Precisely in order to address the imbalance between supply and demand for legal services, the U.K. has taken the radical first step towards overthrowing the guild: Non-lawyers are now allowed to own and operate legal services businesses in the U.K. and Wales. The U.K. reform may be anti-guild, but it is pro-business.

There remains an immense, untapped market for high-volume, low-margin legal services in this country – services that today are largely available only to the wealthy and the sophisticated.

Oh rest assured that there was plenty of hand-wringing by the guys in wigs before the reforms passed – but the post-reform data simply does not support their concerns (e.g. sharp operators will prey upon unsophisticated and vulnerable consumers!). We lawyers already hold our own on those fronts, and the sky has not in fact fallen over the U.K. In fact, according to U.K. regulators, consumers are better-served under the new regime. Spoiler alert: the reforms permit innovative entrants to provide new, low-cost legal services to previously unserved or underserved groups, and spur a competitive response among the incumbent players!

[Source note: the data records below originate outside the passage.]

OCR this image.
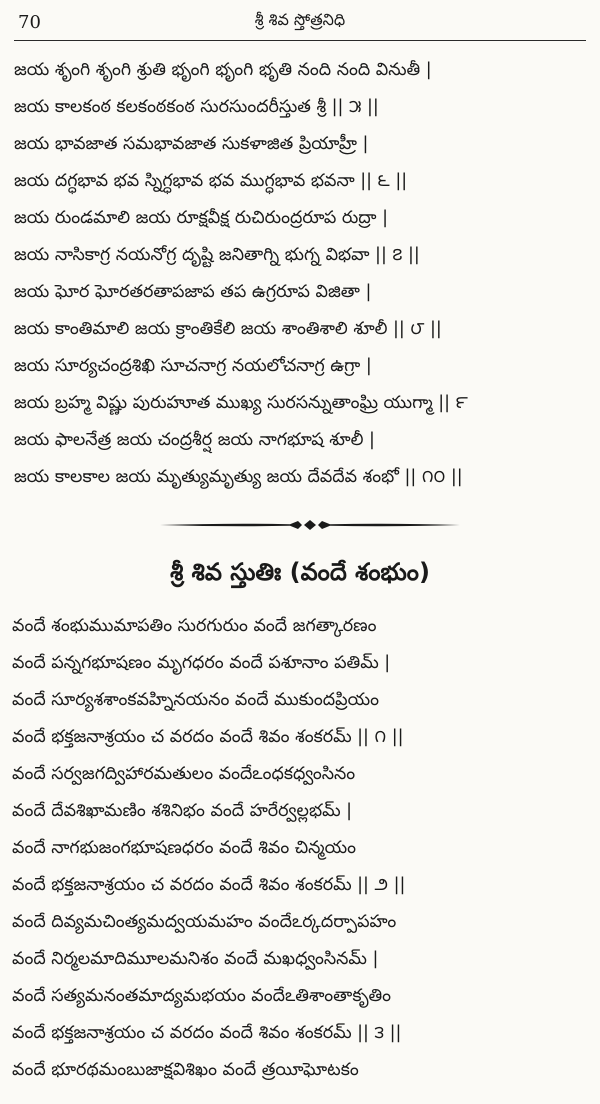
70	శ్రీ శివ స్తోత్రనిధి
జయ శృంగి శృంగి శ్రుతి భృంగి భృంగి భృతి నంది నంది వినుతీ |
జయ కాలకంఠ కలకంఠకంఠ సురసుందరీస్తుత శ్రీ || ౫ ||
జయ భావజాత సమభావజాత సుకళాజిత ప్రియాహ్రీ |
జయ దగ్ధభావ భవ స్నిగ్ధభావ భవ ముగ్ధభావ భవనా || ౬ ||
జయ రుండమాలి జయ రూక్షవీక్ష రుచిరుంద్రరూప రుద్రా |
జయ నాసికాగ్ర నయనోగ్ర దృష్టి జనితాగ్ని భుగ్న విభవా || ౭ ||
జయ ఘోర ఘోరతరతాపజాప తప ఉగ్రరూప విజితా |
జయ కాంతిమాలి జయ క్రాంతికేలి జయ శాంతిశాలి శూలీ || ౮ ||
జయ సూర్యచంద్రశిఖి సూచనాగ్ర నయలోచనాగ్ర ఉగ్రా |
జయ బ్రహ్మ విష్ణు పురుహూత ముఖ్య సురసన్నుతాంఘ్రి యుగ్మా || ౯
జయ ఫాలనేత్ర జయ చంద్రశీర్ష జయ నాగభూష శూలీ |
జయ కాలకాల జయ మృత్యుమృత్యు జయ దేవదేవ శంభో || ౧౦ ||
శ్రీ శివ స్తుతిః (వందే శంభుం)
వందే శంభుముమాపతిం సురగురుం వందే జగత్కారణం
వందే పన్నగభూషణం మృగధరం వందే పశూనాం పతిమ్ |
వందే సూర్యశశాంకవహ్నినయనం వందే ముకుందప్రియం
వందే భక్తజనాశ్రయం చ వరదం వందే శివం శంకరమ్ || ౧ ||
వందే సర్వజగద్విహారమతులం వందేఽంధకధ్వంసినం
వందే దేవశిఖామణిం శశినిభం వందే హరేర్వల్లభమ్ |
వందే నాగభుజంగభూషణధరం వందే శివం చిన్మయం
వందే భక్తజనాశ్రయం చ వరదం వందే శివం శంకరమ్ || ౨ ||
వందే దివ్యమచింత్యమద్వయమహం వందేఽర్కదర్పాపహం
వందే నిర్మలమాదిమూలమనిశం వందే మఖధ్వంసినమ్ |
వందే సత్యమనంతమాద్యమభయం వందేఽతిశాంతాకృతిం
వందే భక్తజనాశ్రయం చ వరదం వందే శివం శంకరమ్ || ౩ ||
వందే భూరథమంబుజాక్షవిశిఖం వందే త్రయీఘోటకం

So maybe the experience of the U.K. will give us a kick in the butt here in the U.S.? Seriously, is there any profession other than the law where we’d be taking a lesson in disruptive innovation from the U.K. and Wales? Don’t they still have a monarch, for Pete’s sake?

Well, at least one group of lawyers, the law firm Jacoby & Meyers, has decided that it is tired of waiting for reform, and, doing what lawyers do best, they’ve brought suit in New York challenging as unconstitutional the rule of professional conduct (drafted by lawyers) that prohibits non-lawyers from having an ownership interest in the business. (Each state bar has a similar rule; NY is the firm’s beta.)

I wish them luck, and I don’t know how and when we will get there, but this is what I imagine a new world for legal services might look like. We’d train and license the equivalent of nurse practitioners, who could, for example, assist with real-estate closings and small business loans at fixed fees, with only minimal supervision from “real” attorneys. Companies would be formed to provide end-to-end services related to insured disputes/accidents, integrating claims adjusters, doctors/medical examiners and (non-lawyer) arbiters. Estate, tax, accounting and financial planning services could be integrated. Corporations with huge in-house legal departments could monetize their excess capacity by selling to third parties at fixed or low cost services where they have great expertise but inconstant demand.

To my brethren at the bar, I ask, are we really going to let those prawn salad eaters make us look like Luddites? It’s time to dismantle the protective barriers we’ve erected and mount the barricades to the battle-cry of “disruptive innovation now!”